Del resto in questo campo, che si tratti dei comunicati stampa o degli amici curiae o degli esperti, ogni argomento può avere due facce. Chi valuta positivamente le progressive forme di apertura della Consulta alla società confida, ad esempio (Carmela Salazar), che esse «mirino al consolidamento della legittimazione della Corte attraverso la sottolineatura della persistente attualità della Costituzione, rendendo manifesta, in modo intelligibile ai più, l’inesauribile capacità della Carta repubblicana di esprimere soluzioni concrete ai problemi del presente», e che così possano «rinsaldare l’autorevolezza ed il prestigio della Corte»: i soli fattori da cui dipende il consenso che la Corte «è in grado di ricevere in ragione della credibilità tecnica e culturale dei suoi prodotti» (Enzo Cheli), potenziati appunto dalla «persuasività delle motivazioni delle proprie decisioni sul piano della ragionevolezza e su quello della razionalità tecnico-scientifica che le sorregge». Viceversa, c’è chi ribatte che l’idea di dare (tramite amici curiae ed esperti) «voce ai senza voce, cioè ai soggetti che non sono stati adeguatamente coinvolti nel procedimento legislativo, o che comunque si trovano ai margini del dibattito e delle scelte pubbliche», non soltanto penalizzerebbe invece «i soggetti davvero deboli» perché «così deboli da non avere nemmeno la capacità di organizzarsi proprio in quella forma associativa che li legittimerebbe a produrre opinione», ma darebbe a quegli strumenti di apertura anche «una valenza non unicamente argomentativo-collaborativa, ma anche partecipativo-rappresentativa» (Luciani), così però schiacciando la Consulta sulla sua «anima» più politica che giurisdizionale, e assimilandola a una sorta di doppione del Parlamento.

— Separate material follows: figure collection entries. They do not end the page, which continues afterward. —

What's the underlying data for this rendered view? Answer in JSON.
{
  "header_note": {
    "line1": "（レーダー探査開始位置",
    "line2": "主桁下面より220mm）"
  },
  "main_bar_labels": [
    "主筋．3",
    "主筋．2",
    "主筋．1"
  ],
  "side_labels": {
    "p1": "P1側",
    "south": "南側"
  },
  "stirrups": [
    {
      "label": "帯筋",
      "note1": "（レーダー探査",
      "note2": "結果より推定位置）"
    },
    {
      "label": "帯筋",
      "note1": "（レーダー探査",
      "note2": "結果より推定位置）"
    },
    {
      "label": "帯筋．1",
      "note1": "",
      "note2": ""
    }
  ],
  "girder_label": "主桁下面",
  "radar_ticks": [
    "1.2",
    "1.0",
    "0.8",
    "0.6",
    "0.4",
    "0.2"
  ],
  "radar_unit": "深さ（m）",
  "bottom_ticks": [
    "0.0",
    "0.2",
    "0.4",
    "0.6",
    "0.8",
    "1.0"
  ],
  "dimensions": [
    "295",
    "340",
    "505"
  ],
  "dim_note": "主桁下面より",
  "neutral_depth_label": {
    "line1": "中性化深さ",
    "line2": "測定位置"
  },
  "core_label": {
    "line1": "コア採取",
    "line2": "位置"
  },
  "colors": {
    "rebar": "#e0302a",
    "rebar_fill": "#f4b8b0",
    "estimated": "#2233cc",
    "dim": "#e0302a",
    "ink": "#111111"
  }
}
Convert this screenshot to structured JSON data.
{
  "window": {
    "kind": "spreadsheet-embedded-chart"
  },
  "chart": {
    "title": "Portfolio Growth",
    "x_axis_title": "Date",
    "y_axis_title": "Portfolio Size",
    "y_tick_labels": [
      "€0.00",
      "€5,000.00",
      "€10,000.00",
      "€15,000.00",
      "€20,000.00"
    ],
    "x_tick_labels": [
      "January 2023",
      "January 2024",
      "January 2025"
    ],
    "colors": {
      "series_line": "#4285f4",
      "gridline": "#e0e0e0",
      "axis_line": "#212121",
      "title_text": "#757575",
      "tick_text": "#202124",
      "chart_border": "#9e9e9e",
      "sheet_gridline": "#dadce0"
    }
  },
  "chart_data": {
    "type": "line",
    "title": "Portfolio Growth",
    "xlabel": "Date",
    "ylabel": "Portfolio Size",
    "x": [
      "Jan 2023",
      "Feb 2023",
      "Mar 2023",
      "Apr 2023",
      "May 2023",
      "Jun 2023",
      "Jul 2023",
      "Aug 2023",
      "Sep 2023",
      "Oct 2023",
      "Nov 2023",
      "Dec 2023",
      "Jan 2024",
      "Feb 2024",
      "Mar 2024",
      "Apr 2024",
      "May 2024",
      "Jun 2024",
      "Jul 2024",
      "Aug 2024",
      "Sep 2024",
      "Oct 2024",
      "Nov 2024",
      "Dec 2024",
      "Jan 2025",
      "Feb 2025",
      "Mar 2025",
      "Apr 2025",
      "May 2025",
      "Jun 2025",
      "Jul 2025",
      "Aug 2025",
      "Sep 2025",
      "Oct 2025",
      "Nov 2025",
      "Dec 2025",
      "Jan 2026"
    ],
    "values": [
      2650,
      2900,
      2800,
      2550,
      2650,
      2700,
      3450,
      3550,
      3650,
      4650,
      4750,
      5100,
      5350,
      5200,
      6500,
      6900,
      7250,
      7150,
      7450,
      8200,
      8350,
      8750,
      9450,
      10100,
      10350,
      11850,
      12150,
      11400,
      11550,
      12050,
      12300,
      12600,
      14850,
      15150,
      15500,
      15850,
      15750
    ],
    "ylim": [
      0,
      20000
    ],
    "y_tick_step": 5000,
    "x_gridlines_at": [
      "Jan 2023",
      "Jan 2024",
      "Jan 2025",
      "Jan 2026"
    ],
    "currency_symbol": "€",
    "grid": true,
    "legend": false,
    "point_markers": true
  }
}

Insomma, nel ricorso della Consulta ai comunicati stampa, come nell’ammissione a Corte di amici curiae ed esperti, ci sarebbe l’intenzione di non solo mettere al corrente la società del proprio operato, e di meglio informarsi per poter meglio decidere, ma anche di raccogliere intorno alla Corte il consenso necessario a garantirsi quel bisogno di legittimazione che ossessiona qualunque tribunale costituzionale: cioè a superare «la bickeliana counter-majoritarian difficulty sempre in agguato» nella «difficoltà di giustificare l’annullamento di decisioni degli organi della rappresentanza politica da parte di tribunali costituzionali privi della medesima legittimazione democratica» (Luciani). Si paventa cioè che la ricerca di legittimazione direttamente nell’opinione pubblica, quasi anche solo già nel voler presentare i propri risultati alla società, finisca per avvicinare troppo il comportamento della Corte alle strategie comunicative delle formazioni politiche. Con la conseguenza di cadere nel rischio che «il conformismo rispetto all’opinione maggioritaria accenda un cortocircuito insanabile ed auto-distruttivo per un organo consustanzialmente contro-maggioritario» (Salazar), che «inciderebbe non solo sulla terzietà ed imparzialità della Corte, ma al tempo stesso favorirebbe la marginalizzazione di opinioni minoritarie, altrettanto rilevanti per la collettività e più rispettose della Costituzione dell’opinione maggioritaria» (Angioletta Sperti). Ma in fondo, già nel 2009, Leopoldo Elia osservava che «come tutte le grandi istituzioni la Corte costituzionale italiana, che è stata forse il miglior prodotto della Costituzione del 1947, ha bisogno tuttavia di una continua rilegittimazione». Forse, insomma, nel maggio 2020 azzeccarono davvero il titolo giusto gli organizzatori del seminario «Invito a Corte ma… con juicio». Perché «con juicio» è pur sempre saggia avvertenza. A condizione, però, che «adelante» prosegua l’apertura alla trasparenza della Corte.